Appraisal Caps: Predictability vs. Distortion
Another key feature of current proposals for both single-family homes and commercial properties is tighter limits on how quickly property values can increase for tax purposes, often discussed around a 3% annual cap.
At a glance, this provides stability.
For property owners, slower growth in assessed values can:
· Improve expense predictability
· Reduce volatility in annual tax obligations
· Support more consistent short-term underwriting
But over time, caps introduce a different kind of risk.
When taxable values are constrained, they can drift away from actual market values. This creates a disconnect that affects not just tax bills, but how properties are evaluated more broadly.
For commercial real estate, that disconnect can lead to:
· Uneven tax burdens across comparable properties
· Challenges in aligning valuation with real market conditions
· Increased likelihood of municipalities seeking alternative revenue sources
And in many cases, those alternative sources land more heavily on commercial assets, especially when residential properties are more tightly protected.

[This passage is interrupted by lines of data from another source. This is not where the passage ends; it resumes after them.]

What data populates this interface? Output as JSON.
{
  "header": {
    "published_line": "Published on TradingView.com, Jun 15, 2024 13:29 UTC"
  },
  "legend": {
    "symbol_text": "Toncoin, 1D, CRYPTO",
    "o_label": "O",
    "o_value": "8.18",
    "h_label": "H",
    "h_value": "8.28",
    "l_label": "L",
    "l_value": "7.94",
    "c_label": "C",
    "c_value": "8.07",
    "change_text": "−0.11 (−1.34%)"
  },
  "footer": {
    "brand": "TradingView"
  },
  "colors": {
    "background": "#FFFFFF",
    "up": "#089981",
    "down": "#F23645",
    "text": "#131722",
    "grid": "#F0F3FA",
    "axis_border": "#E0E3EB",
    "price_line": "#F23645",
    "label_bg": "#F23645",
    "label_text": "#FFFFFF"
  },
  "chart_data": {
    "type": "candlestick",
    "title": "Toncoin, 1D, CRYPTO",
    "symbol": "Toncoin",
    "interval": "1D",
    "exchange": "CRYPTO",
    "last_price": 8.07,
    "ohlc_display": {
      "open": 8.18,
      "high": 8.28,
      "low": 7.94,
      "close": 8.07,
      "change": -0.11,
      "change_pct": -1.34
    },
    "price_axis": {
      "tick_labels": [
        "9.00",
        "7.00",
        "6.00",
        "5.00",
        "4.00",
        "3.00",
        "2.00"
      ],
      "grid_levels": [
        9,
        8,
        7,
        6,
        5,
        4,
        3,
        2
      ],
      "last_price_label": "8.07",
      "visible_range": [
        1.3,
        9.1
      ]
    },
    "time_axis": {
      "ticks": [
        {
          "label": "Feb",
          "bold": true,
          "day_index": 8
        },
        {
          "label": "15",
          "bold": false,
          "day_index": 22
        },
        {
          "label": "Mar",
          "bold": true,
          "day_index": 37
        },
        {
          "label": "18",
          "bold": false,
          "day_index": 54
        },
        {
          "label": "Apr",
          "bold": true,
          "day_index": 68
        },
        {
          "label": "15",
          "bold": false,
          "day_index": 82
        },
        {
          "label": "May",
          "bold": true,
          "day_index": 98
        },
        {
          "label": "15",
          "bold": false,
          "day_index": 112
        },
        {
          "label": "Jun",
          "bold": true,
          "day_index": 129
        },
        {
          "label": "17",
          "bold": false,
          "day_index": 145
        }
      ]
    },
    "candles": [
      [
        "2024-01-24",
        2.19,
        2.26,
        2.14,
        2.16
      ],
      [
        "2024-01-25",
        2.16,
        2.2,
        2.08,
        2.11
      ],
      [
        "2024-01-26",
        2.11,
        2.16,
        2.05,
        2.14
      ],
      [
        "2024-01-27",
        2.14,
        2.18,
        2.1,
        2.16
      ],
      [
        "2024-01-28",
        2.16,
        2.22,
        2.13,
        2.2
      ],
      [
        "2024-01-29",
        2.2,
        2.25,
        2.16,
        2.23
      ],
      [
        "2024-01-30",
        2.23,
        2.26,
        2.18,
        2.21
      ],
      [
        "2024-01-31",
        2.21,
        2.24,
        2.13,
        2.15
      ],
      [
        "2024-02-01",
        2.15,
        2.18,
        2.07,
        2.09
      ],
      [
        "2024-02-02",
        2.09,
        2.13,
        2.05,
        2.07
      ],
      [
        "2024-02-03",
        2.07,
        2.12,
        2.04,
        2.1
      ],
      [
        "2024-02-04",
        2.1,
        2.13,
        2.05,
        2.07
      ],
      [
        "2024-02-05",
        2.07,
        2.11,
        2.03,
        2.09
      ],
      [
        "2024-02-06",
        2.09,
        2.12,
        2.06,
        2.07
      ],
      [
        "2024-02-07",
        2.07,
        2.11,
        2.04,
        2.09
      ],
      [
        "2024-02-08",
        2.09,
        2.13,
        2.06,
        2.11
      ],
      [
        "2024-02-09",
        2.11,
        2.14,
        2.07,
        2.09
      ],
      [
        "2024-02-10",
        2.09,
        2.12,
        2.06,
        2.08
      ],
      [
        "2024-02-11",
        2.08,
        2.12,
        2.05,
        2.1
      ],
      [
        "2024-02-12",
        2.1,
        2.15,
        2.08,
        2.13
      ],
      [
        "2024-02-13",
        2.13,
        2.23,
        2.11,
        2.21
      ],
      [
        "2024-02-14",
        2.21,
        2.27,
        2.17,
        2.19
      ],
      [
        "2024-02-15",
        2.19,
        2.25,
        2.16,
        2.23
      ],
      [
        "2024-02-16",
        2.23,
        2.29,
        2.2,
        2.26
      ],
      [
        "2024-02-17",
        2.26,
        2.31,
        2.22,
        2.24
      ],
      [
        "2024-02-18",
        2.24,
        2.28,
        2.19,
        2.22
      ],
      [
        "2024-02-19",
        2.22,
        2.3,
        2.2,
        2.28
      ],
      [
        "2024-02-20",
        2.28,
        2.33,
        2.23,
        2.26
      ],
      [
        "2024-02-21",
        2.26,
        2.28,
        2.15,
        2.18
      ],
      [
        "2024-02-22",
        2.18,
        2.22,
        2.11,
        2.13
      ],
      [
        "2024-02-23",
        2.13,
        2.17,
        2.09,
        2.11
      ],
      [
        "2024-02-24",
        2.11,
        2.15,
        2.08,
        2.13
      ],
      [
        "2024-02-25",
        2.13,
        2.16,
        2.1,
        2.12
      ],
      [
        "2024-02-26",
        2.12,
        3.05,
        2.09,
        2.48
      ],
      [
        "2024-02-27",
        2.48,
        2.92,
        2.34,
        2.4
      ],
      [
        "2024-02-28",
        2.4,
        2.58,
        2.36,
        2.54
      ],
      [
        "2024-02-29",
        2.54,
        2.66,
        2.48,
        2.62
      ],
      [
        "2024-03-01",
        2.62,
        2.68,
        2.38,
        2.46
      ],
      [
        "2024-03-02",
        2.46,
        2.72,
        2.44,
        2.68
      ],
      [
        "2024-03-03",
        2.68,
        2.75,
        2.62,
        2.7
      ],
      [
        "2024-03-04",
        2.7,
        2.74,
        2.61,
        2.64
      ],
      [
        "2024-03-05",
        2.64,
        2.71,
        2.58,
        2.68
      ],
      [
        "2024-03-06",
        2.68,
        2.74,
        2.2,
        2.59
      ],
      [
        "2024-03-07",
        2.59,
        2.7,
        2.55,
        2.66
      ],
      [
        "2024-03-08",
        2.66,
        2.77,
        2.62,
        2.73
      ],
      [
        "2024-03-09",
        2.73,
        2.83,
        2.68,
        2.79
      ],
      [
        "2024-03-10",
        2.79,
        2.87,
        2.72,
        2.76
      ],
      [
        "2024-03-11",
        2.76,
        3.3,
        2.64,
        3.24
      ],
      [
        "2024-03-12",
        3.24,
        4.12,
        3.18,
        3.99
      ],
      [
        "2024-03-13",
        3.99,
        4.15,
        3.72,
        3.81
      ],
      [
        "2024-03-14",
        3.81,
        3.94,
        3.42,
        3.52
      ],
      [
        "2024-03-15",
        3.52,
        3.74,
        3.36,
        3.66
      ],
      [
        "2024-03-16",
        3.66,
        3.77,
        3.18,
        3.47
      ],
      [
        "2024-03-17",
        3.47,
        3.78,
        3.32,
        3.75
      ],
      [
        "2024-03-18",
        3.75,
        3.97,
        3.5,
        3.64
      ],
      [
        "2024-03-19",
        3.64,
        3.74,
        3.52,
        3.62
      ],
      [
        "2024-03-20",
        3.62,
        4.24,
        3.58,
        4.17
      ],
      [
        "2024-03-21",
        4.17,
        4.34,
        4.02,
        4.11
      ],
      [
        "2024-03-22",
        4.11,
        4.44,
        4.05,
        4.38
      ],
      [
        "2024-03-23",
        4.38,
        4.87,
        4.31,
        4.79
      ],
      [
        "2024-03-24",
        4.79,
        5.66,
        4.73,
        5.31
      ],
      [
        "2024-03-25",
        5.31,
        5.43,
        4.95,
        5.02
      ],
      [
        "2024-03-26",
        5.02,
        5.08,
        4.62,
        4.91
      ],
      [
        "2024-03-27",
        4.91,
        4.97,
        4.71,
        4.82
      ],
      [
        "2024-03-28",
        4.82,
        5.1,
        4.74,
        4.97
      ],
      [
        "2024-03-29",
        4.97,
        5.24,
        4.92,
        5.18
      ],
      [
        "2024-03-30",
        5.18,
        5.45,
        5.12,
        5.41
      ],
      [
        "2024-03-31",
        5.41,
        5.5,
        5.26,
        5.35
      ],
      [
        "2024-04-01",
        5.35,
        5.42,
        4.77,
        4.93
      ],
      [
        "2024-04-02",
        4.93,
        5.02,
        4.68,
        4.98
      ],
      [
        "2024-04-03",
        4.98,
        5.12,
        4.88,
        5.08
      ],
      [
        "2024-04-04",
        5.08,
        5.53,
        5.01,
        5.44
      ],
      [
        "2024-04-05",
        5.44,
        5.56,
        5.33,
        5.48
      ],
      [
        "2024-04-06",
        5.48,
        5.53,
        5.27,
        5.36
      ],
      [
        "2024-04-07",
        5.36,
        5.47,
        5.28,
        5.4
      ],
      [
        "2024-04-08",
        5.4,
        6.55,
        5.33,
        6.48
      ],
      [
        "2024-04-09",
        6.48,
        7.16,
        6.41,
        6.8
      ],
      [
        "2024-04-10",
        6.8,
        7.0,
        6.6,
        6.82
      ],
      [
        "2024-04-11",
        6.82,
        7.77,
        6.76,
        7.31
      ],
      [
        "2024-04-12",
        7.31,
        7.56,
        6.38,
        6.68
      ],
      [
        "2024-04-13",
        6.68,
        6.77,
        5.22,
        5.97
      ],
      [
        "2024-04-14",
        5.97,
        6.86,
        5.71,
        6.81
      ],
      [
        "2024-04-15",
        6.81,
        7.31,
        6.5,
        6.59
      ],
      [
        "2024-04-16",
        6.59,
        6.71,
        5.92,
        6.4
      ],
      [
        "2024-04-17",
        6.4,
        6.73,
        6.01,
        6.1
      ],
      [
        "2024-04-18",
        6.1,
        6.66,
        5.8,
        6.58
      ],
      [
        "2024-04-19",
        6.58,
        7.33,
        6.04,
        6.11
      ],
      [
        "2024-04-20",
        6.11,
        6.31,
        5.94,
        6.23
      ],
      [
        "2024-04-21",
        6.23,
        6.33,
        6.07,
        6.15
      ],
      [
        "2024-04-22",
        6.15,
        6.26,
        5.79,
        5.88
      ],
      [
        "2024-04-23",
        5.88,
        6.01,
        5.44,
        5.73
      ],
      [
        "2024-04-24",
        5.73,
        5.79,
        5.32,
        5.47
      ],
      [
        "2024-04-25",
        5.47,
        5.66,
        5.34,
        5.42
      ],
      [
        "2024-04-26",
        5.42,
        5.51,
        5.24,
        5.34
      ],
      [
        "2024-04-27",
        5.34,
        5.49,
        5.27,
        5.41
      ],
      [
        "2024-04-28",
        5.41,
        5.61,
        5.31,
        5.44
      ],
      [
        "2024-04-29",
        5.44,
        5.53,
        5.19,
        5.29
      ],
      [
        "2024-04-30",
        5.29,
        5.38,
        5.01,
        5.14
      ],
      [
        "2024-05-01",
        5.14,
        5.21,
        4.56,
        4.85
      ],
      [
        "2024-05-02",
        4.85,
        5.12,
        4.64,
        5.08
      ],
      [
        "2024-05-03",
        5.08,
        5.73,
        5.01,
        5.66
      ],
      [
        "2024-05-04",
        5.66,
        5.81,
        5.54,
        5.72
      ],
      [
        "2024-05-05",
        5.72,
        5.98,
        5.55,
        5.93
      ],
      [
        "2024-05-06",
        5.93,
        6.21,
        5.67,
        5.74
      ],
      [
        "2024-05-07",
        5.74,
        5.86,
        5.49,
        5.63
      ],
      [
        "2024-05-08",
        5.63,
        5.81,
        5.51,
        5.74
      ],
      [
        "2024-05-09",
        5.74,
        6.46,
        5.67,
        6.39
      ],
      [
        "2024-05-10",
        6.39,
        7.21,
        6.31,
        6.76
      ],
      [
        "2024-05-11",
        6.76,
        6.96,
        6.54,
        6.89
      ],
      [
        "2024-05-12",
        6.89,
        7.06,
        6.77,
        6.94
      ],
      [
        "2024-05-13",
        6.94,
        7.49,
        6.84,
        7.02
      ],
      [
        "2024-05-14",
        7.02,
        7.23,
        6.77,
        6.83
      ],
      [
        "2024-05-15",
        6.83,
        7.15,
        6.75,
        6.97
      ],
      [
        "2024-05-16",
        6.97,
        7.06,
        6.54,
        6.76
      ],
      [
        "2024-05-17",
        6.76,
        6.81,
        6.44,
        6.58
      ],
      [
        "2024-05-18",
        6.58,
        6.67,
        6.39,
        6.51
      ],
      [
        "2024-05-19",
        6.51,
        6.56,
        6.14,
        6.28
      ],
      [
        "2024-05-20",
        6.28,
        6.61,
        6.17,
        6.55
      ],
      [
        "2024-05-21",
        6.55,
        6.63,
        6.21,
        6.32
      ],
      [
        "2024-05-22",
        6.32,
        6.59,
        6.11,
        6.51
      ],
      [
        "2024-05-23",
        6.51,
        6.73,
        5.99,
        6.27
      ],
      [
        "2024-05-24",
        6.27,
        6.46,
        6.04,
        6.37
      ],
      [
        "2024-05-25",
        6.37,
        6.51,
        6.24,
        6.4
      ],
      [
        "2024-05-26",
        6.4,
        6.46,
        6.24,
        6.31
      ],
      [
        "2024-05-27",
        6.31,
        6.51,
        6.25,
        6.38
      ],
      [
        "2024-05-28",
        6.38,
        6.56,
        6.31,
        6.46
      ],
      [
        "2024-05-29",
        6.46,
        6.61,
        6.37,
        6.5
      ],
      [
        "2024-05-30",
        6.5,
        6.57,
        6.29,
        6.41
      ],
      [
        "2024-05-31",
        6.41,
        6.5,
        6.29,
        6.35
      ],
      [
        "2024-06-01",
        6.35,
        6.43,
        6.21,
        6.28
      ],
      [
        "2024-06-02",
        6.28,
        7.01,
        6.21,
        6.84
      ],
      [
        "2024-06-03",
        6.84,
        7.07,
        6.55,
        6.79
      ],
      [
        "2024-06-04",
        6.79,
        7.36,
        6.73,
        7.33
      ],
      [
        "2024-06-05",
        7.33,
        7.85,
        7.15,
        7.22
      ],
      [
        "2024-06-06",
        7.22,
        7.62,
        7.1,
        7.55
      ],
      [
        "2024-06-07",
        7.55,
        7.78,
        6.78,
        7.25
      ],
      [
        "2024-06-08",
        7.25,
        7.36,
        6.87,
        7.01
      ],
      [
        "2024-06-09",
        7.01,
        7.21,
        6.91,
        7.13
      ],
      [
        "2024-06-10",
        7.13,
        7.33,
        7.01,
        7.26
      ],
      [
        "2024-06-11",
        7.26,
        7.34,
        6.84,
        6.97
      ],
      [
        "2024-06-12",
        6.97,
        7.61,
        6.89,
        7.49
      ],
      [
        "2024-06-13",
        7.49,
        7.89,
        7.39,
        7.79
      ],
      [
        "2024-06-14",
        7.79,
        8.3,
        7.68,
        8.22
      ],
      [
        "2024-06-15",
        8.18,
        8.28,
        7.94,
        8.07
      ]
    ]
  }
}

What begins as predictability can gradually become distortion.
Why This Matters for CRE
For those active in commercial real estate, these policy shifts are not abstract; they directly influence valuation and risk.
A few key implications:
· Underwriting may become more sensitive to policy changes than market fundamentals
· Short-term expense stability may come with long-term structural uncertainty
· Redistributed tax burdens could disproportionately affect commercial assets
· Local-level dynamics will matter more than statewide headlines
This reinforces a broader reality: tax policy doesn’t operate in isolation. It shapes the financial framework that real estate depends on.
The Bottom Line
Efforts to reduce property taxes are often framed as straightforward relief, but in practice, they are rarely that simple.
For commercial real estate, the real impact lies not in whether taxes decline, but in how the system adjusts to compensate. That adjustment, whether through new revenue sources, shifting burdens, or structural changes, ultimately influences value.
In today’s environment, tax policy isn’t just a public debate; it’s a core input in real estate valuation.
As these proposals continue to evolve, understanding how tax policy translates into real-world valuation will be critical. At LPA, we’re closely tracking these shifts to help clients navigate changing assumptions and assess risk with greater clarity.